Nous étions logés chez le neveu d’une de mes collègues de lycée, une famille adorable qui a rendu cette escale bien plus agréable qu’elle ne l’aurait été sans elle.
Comme Achgabat la blanche, Dubaï est une ville de la démesure, une ville où l’on consume la terre dans une folle débauche d’électricité, d’eau, de pétrole, de béton et de verre.
Dans cette nouvelle Babylone, on a construit la plus haute tour du monde, la tour Burj Khalifa (828 m) et pour l’instant les hommes qui habitent là semblent encore se comprendre: emiratis, indiens, pakistanais, iraniens, philippins, russes, français, etc., tous parlent anglais. Quand il s’agit de gagner de l’argent, tout le monde s’entend…
A Dubaï, il y a deux gigantesques malls, dans l’un, on trouve un aquarium avec des requins et des raies manta, le plus grand écran haute définition du monde, une patinoire et trois étages de magasins sur des hectares et des hectares;
dans l’autre, on trouve une piste de ski aussi incongrue et irréelle qu’une boule à neige, où des Dubaïotes en doudoune remontent la pente en tire-fesse alors que dehors, dans le vrai monde, il fait 40 ou 50 degrés.
A Dubaï, l’eau du robinet est de l’eau de mer désalinisée, tout est climatisé au point d’avoir froid et d’imaginer qu’il fait la même température dehors. Mais qui est vraiment dehors si ce ne sont les maçons qui bâtissent les tours, jour et nuit, et ceux qui nettoient les rues?
A Dubaï, il n’y a pas de SDF, tout est propre, les taxis sont des Lexus au tableau de bord aussi illuminé que celui d’un Airbus. Dire que de l’autre côté de la mer, il y a l’Iran avec ses vieilles Paygan, ses rues sales et ses gens qui dorment dans les parcs…
A Dubaï, il n’y a d’autre spectacle que celui de l’hubris. C’est un de ces paradis factices comme seul le capitalisme débridé a su en produire, un délire de béton vertical, fascinant parce qu’on se sait en face d’un extrême, d’une limite qui n’aurait jamais dû être franchie.
A Dubaï, tous les soirs à partir de 18 heures, il y a un spectacle aquatique au pied de Burj Khalifa, et la tour elle-même s’illumine. La foule se masse et s’exclame. Nous nous sommes exclamés aussi, mais sans véritable émerveillement, parce que tout cela était excessif et plus artificiel qu’artistique.
Je crois bien avoir ressenti plus d’émotion aux féeries aquatiques du Pal au temps où elles existaient encore.
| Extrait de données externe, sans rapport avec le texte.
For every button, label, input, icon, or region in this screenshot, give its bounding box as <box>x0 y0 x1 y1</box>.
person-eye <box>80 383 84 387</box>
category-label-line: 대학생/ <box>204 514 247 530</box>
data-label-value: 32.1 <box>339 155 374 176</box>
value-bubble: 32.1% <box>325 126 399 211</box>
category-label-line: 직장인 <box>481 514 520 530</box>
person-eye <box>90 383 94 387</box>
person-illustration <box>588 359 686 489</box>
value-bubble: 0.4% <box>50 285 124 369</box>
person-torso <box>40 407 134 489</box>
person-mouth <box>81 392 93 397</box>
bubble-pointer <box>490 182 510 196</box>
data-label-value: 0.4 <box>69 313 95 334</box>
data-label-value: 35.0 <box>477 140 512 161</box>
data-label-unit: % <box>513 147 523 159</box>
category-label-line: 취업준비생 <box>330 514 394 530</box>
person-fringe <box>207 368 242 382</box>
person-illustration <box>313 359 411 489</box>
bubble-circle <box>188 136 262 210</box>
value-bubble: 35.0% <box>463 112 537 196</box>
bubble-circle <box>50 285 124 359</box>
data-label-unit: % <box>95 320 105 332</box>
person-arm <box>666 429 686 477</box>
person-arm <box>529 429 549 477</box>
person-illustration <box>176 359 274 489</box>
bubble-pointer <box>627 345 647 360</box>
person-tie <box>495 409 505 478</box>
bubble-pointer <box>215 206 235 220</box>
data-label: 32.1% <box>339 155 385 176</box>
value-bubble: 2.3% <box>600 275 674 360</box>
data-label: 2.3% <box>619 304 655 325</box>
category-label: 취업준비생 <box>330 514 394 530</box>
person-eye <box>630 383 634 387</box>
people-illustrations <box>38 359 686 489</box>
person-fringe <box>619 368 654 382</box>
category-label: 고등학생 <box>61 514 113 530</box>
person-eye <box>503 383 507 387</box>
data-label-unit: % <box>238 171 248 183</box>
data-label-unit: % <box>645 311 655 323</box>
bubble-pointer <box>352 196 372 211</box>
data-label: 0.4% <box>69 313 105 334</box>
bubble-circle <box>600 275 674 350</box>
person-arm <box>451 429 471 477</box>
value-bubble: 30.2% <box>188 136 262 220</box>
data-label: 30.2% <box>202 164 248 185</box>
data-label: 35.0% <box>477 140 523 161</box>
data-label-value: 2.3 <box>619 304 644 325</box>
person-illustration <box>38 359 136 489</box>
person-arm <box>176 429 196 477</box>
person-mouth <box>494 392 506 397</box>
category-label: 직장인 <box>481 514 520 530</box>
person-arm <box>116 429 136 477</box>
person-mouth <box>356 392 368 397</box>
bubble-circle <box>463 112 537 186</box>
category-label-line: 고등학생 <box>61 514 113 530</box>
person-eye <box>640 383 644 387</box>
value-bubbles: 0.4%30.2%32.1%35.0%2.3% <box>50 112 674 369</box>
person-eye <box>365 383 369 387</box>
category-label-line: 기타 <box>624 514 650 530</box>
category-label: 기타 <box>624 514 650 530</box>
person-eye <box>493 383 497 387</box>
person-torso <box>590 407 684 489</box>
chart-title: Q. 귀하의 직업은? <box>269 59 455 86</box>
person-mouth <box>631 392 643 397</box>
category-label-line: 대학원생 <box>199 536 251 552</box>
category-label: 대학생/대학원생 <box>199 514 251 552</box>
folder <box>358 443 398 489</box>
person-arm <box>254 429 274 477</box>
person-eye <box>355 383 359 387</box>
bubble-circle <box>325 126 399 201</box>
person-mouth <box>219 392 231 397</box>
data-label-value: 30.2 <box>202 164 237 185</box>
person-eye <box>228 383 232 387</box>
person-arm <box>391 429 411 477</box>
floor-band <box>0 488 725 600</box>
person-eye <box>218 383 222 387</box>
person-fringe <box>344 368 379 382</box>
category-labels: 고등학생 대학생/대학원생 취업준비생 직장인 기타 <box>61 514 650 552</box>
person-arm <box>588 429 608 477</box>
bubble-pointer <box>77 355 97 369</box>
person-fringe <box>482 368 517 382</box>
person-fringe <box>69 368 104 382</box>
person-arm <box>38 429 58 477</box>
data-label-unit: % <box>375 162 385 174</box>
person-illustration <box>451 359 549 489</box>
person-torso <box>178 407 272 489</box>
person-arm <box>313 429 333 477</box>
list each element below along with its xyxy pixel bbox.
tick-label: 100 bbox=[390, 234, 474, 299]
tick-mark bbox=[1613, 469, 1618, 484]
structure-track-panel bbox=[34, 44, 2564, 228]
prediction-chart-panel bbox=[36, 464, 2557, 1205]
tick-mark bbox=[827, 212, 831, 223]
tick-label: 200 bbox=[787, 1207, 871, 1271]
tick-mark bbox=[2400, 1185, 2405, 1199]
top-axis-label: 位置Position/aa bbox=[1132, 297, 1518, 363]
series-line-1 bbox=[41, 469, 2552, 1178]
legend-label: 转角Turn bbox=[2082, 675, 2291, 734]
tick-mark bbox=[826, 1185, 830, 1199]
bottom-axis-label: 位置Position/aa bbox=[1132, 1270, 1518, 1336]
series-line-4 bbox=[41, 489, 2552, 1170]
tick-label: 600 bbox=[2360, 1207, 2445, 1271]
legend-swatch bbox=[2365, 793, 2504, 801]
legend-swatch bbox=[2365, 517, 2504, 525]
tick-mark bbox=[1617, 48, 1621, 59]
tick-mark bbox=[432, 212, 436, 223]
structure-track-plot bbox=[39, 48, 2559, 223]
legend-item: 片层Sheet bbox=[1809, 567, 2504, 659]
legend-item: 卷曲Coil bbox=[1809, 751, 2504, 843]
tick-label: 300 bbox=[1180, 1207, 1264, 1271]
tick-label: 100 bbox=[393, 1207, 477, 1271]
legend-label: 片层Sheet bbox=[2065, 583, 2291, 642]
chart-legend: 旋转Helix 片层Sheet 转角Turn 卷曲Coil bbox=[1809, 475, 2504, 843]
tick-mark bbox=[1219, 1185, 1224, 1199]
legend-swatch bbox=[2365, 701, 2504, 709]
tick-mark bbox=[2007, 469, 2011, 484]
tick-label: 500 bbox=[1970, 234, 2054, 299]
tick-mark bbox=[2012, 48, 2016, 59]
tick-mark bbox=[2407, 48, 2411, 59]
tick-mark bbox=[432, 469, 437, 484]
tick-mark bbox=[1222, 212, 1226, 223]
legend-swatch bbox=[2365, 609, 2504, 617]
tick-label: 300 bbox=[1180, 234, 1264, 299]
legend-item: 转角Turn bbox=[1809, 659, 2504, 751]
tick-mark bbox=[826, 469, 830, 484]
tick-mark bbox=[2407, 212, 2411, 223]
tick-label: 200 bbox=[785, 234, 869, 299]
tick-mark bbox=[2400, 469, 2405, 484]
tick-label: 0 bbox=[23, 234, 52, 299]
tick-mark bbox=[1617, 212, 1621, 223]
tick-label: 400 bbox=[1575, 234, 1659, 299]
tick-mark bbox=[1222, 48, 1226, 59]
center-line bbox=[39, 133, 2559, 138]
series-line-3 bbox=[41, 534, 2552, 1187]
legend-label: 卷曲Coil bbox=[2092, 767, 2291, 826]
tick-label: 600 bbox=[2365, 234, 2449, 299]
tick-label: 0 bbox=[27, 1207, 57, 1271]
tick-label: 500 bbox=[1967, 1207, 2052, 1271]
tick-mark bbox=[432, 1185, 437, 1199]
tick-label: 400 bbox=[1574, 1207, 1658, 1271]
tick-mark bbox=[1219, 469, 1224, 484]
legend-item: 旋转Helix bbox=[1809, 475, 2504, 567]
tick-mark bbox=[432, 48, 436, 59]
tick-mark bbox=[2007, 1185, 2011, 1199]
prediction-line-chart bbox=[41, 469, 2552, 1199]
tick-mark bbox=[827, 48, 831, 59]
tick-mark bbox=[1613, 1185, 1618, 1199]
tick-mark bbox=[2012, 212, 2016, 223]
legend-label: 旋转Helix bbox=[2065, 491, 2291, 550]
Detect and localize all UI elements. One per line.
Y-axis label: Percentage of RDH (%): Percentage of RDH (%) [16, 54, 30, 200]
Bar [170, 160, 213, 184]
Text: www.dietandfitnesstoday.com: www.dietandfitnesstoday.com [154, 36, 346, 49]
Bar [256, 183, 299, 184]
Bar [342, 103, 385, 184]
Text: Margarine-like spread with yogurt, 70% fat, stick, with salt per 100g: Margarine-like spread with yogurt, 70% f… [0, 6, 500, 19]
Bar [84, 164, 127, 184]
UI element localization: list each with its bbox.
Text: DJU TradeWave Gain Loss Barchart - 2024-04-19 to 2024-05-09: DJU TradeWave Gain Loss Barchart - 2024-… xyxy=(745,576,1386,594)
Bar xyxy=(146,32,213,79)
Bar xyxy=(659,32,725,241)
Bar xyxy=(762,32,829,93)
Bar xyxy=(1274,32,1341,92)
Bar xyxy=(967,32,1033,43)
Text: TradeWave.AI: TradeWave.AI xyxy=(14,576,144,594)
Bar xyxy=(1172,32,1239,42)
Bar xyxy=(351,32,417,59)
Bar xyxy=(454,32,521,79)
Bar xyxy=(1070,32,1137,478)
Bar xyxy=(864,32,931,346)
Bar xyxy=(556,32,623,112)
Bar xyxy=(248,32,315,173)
Qu’on imagine une ziggourat élancée comme une vaste antenne de 800 mètres entièrement illuminée de jeux de lumière mouvants et psychédéliques et de grands jets d’eau qui explosent tels des feux d’artifice, le tout sous le regard d’une foule cosmopolite massée au bord d’une pièce d’eau…
J’ai vu Rome, Louxor, Karnak, Knosos, Éphèse, Pétra, Volubilis, Persépolis, je sais que vient le moment où les civilisations s’effondrent et où il ne reste presque plus rien de ces villes immenses et folles qui jadis en faisaient la fierté.
De Dubaï, un jour, il ne restera rien d’autre que de très hauts squelettes de béton au milieu du désert.
Y aura-t-il encore des bédouins pour parcourir ces ruines, juchés sur de hauts dromadaires?
Bonjour à vous deux
Entièrement d accord avec vous sur Dubai : du vent, ou plutôt du sable et du béton !
Je fais le chemin à l envers : je reviens des Annapurna.
Je me régale de vos mots, de vos images.
Merci de nous faire partager cette aventure mais ménagez vous quand même, la route est longue.
Bises à vous deux
Chantal
L’humanité est devenue folle de la technologie, elle ne veut s’imposer aucune limite. Où est cette fameuse intelligence ? A quoi sert ce cerveau dont on nous dit qu’il est l’apogée de l’évolution ? A nous détruire les uns les autres et embarquer tout ce qui nous entoure. Et pourtant, rien de plus désespérant que de percevoir la fin d’un monde où vivent nos proches. Je me suis toujours considéré comme une personne optimiste, c’est maintenant terminé hélas.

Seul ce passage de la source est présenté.